Case ID: or_49/html/0175-01.html
Source: Caselaw Access Project
Author: {"author": "Mr. Justice Moore", "license": "Public Domain", "url": "https://static.case.law/"}
Date Created: 2024-08-24T03:29:51.129683

Argued 7 February,
    decided 26 March, 1907.
    FREEMAN v. PRESTON.
    89 Pac. 375.
    Appeal — Presumptions—Trial.
    1. Where a court has made findings in accordance with the averments of the complaint, ignoring an amended answer, and certified in the bill of exceptions that the parties introduced evidence maintaining the allegations of their pleadings, the court on appeal must conclude, in view of the presumption under B. & C. Comp. § 788, subd. 15, that official duty has been regularly performed, that no permission was granted to file the amended answer, though it stated that it was filed by leave of court.
    Same — Record—Sufficiency.
    2. Where the abstract on defendant’s appeal did not contain a reply to an amended answer, which could not have been interposed without leave of court, it devolved on defendant to set out the order granting leave, and on his failure to do so he could not complain that the court erred in ignoring the amended answer.
    From Multnomah: John B. Cleland, Judge.
    Statement by Mr.

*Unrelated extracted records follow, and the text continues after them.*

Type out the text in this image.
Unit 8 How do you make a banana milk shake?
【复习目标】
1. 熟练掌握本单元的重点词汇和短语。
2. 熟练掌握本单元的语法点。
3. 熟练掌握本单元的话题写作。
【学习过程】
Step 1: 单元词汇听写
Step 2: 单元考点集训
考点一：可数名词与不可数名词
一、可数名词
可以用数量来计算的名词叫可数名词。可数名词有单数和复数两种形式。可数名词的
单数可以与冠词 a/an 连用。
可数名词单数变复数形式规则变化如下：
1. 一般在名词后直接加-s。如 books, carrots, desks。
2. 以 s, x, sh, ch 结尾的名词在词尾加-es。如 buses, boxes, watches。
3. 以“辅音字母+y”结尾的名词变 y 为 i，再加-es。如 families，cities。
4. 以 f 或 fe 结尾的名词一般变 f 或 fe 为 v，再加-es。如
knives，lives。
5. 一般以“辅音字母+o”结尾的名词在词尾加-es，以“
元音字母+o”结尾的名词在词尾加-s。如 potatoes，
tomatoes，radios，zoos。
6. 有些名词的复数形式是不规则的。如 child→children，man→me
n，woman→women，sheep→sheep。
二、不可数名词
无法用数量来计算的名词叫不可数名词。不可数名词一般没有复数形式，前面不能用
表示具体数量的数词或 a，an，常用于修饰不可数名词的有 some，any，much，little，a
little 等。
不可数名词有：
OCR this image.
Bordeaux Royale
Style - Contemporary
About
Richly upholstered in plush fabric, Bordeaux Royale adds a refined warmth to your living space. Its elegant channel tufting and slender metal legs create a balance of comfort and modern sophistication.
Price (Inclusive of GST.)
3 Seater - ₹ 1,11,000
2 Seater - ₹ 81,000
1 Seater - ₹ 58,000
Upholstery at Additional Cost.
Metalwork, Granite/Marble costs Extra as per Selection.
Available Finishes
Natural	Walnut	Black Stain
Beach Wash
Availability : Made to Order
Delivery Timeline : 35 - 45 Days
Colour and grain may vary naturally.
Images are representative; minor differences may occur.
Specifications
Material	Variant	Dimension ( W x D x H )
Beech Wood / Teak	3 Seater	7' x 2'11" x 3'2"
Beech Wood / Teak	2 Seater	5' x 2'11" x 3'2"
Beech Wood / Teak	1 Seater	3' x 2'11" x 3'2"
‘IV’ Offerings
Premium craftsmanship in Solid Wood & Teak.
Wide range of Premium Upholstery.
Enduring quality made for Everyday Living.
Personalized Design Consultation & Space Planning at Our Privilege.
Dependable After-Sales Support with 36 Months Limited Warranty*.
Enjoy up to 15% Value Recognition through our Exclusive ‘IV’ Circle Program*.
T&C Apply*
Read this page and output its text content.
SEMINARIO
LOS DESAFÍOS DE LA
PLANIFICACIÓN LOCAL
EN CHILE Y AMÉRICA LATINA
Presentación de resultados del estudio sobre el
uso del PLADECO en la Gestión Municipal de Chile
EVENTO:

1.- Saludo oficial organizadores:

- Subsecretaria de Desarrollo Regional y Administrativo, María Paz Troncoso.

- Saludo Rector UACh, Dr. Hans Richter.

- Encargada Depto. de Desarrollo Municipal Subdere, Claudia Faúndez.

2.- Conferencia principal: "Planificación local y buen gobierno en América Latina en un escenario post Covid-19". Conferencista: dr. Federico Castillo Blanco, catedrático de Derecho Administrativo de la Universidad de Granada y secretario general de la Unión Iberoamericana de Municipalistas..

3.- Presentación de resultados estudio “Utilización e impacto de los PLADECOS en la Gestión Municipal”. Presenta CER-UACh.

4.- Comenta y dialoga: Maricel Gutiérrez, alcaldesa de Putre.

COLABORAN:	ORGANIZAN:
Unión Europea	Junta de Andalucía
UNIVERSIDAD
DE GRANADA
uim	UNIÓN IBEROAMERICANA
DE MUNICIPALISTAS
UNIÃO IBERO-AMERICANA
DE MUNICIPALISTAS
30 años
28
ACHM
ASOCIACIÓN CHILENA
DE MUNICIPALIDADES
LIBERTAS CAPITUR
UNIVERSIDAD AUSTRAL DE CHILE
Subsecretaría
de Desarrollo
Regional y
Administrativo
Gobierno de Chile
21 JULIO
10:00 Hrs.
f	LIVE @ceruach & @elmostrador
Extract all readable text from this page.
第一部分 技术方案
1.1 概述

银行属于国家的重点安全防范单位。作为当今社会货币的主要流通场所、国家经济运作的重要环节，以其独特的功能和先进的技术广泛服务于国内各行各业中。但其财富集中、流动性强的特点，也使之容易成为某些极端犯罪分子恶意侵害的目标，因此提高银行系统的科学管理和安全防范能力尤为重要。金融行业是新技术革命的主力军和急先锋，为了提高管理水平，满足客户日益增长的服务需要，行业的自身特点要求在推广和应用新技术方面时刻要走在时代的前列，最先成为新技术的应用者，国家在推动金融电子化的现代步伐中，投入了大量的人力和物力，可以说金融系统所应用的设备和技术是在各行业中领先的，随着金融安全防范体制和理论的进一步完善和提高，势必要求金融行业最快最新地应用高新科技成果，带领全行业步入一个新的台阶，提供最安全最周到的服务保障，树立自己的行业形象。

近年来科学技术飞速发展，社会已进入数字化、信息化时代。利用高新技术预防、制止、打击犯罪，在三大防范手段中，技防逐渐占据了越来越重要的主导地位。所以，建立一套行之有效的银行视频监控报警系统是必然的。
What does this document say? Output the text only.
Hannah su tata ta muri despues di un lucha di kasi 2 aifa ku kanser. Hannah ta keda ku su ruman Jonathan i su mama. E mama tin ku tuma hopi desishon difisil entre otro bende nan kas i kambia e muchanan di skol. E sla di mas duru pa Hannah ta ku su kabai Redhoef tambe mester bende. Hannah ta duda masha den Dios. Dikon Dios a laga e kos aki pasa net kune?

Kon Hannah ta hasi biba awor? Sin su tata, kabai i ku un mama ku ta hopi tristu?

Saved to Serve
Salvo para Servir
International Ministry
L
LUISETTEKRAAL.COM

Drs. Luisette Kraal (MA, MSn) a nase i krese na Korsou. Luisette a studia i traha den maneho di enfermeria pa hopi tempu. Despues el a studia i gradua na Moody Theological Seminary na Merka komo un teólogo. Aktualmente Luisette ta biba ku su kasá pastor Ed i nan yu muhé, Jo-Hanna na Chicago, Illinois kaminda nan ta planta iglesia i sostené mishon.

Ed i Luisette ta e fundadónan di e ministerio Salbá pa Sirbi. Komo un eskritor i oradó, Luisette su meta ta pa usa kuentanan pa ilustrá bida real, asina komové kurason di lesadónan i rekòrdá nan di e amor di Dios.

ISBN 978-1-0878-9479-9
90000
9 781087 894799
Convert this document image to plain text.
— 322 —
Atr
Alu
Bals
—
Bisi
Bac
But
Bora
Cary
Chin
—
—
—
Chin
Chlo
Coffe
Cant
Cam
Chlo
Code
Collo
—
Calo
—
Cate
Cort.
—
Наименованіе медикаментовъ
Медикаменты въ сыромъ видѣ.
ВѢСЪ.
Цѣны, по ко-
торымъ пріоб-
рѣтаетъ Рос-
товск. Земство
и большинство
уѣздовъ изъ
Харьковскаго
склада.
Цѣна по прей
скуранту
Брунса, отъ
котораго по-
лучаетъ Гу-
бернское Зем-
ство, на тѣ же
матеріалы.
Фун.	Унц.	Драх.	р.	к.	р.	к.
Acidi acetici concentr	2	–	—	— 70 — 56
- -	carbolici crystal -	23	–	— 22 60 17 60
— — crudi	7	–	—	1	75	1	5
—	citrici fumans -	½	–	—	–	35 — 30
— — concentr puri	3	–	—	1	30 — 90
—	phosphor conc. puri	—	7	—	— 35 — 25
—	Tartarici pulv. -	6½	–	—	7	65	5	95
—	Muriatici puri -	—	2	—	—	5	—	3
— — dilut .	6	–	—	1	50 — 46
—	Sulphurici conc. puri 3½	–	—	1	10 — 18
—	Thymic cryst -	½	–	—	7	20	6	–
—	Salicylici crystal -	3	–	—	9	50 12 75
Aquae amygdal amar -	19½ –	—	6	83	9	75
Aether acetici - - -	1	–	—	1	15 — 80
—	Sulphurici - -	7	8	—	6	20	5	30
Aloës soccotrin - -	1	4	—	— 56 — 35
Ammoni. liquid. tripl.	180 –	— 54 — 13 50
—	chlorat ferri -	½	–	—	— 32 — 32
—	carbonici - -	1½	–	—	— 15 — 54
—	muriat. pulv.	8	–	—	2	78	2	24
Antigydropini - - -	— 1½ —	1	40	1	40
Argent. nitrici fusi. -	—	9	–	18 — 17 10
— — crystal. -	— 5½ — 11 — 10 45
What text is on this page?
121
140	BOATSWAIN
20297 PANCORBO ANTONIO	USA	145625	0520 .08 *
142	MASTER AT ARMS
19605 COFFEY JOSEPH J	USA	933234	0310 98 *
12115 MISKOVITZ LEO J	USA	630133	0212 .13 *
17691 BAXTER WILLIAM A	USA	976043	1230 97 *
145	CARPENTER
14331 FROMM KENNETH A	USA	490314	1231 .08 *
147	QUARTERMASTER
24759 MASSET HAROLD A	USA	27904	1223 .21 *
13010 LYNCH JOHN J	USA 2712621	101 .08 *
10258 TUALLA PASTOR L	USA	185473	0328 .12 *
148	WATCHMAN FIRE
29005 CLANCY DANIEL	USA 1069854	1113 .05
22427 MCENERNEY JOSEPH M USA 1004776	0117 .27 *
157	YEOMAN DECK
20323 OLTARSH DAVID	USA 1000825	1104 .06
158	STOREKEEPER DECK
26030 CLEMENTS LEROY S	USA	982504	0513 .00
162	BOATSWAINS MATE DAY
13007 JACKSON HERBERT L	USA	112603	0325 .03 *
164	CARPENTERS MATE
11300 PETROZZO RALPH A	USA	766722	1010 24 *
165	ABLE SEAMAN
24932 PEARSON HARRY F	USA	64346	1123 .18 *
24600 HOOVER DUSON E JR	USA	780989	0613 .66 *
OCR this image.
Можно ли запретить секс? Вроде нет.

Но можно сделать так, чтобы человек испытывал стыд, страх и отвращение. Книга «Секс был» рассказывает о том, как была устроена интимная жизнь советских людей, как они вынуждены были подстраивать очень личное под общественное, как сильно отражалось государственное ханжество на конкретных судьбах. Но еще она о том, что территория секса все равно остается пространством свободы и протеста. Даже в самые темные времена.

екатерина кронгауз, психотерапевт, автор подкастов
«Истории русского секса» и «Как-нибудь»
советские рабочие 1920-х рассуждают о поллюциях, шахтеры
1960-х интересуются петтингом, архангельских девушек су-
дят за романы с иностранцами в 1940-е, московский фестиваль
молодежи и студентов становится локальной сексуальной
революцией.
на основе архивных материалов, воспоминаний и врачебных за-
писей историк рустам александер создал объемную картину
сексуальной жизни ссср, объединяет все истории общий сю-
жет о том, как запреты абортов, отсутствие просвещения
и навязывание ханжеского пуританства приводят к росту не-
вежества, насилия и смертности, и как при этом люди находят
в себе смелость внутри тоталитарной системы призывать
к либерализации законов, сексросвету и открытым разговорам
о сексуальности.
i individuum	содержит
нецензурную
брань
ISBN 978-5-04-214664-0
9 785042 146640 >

Justice Moore.
    This action was commenced May 19, 1905, to recover money. The complaint states that on April 11, 1905, the defendant, B. A. Preston, ordered from the plaintiff, I. Freeman, a cash register, agreeing to give therefor $305, paying at that time $10, and stipulating to pay a like sum on the eleventh of each month thereafter until the purchase price was fully discharged; that it was also agreed that if default should be made in the payment of any installment as it matured, the remainder of the consideration should at once become due and payable, and the sale of the register absolute; that the plaintifE delivered the register to the defendant who paid on account thereof the sum of $10 only, but on May 11, 1905, when the second installment matured, he, upon a demand therefor, refused to juty any part thereof, whereupon the remainder immediately became due and payable, and judgment is demanded therefor. The cause was tried October 20, 1905, without the intervention of a juiy, and findings of fact and of law were made in accordance with the averments of the complaint, and judgment having been rendered thereon against the defendant for the sum of $295, he appeals.
    Affirmed.
    
      For appellant there was a brief over the names of Arthur Carpenter Emmons and Géorge J. Cameron, with an oral argument by Mr. Emmons.
    
    For respondent there was a brief with an oral argument by Mr. Manon Baker Meacham.
    
   Mr. Justice Moore

delivered the opinion of the court.

The abstract upon which the cause was tried in this court in lieu of a transcript sets out what purports to be a copy of an amended answer that shows it was filed on the day of the trial and states on the face of the pleading that it was done “by leave of court first had and obtained/’ etc. This answer denies each allegation of the complaint, and interposes thereto five separate defenses. No reply to such averments of new matter appears to have been filed, and the court in its findings ignored the amended answer. The plaintiff’s counsel asserts in his brief that the separate defenses were disregarded, because it did not appear that leave was given to file the amended answer. The court certifies in the bill of exceptions that the parties introduced evidence at the trial tending to maintain the allegations of their pleadings and to support the respective issues made thereby. This declaration is compatible with the idea that the cause was tried on the issue made by the original answer, which, it is assumed, only denied the allegations of the complaint. Invoking the disputable presumption that official duty has been regularly performed (B. & C. Comp. § 788, subd. li>), we must conclude, from the findings of fact, that no permission was granted to file the amended answer.

Though the plaintiff’s counsel, if he had considered the abstract filed herein incomplete, might have furnished such further or additional abridgement of the record of the cause as he deemed necessary to a full understanding of the questions involved on the appeal (Buie No. 5 of the'Supreme Court, 35 Or. 587, 592), he could not have been expected to prove a negative; and as no reply to the amended answer appears in the abstract whereby permission to file the latter pleading was waived, and as such answer could not have been interposed without the court’s consent, the necessity of setting out an order to that effect devolved on the defendant’s counsel, and, failing in this respect, we believe no error was committed in making the findings of which they complain.

It follows, from these considerations, that the judgment should be affirmed, and it is so ordered. Affirmed.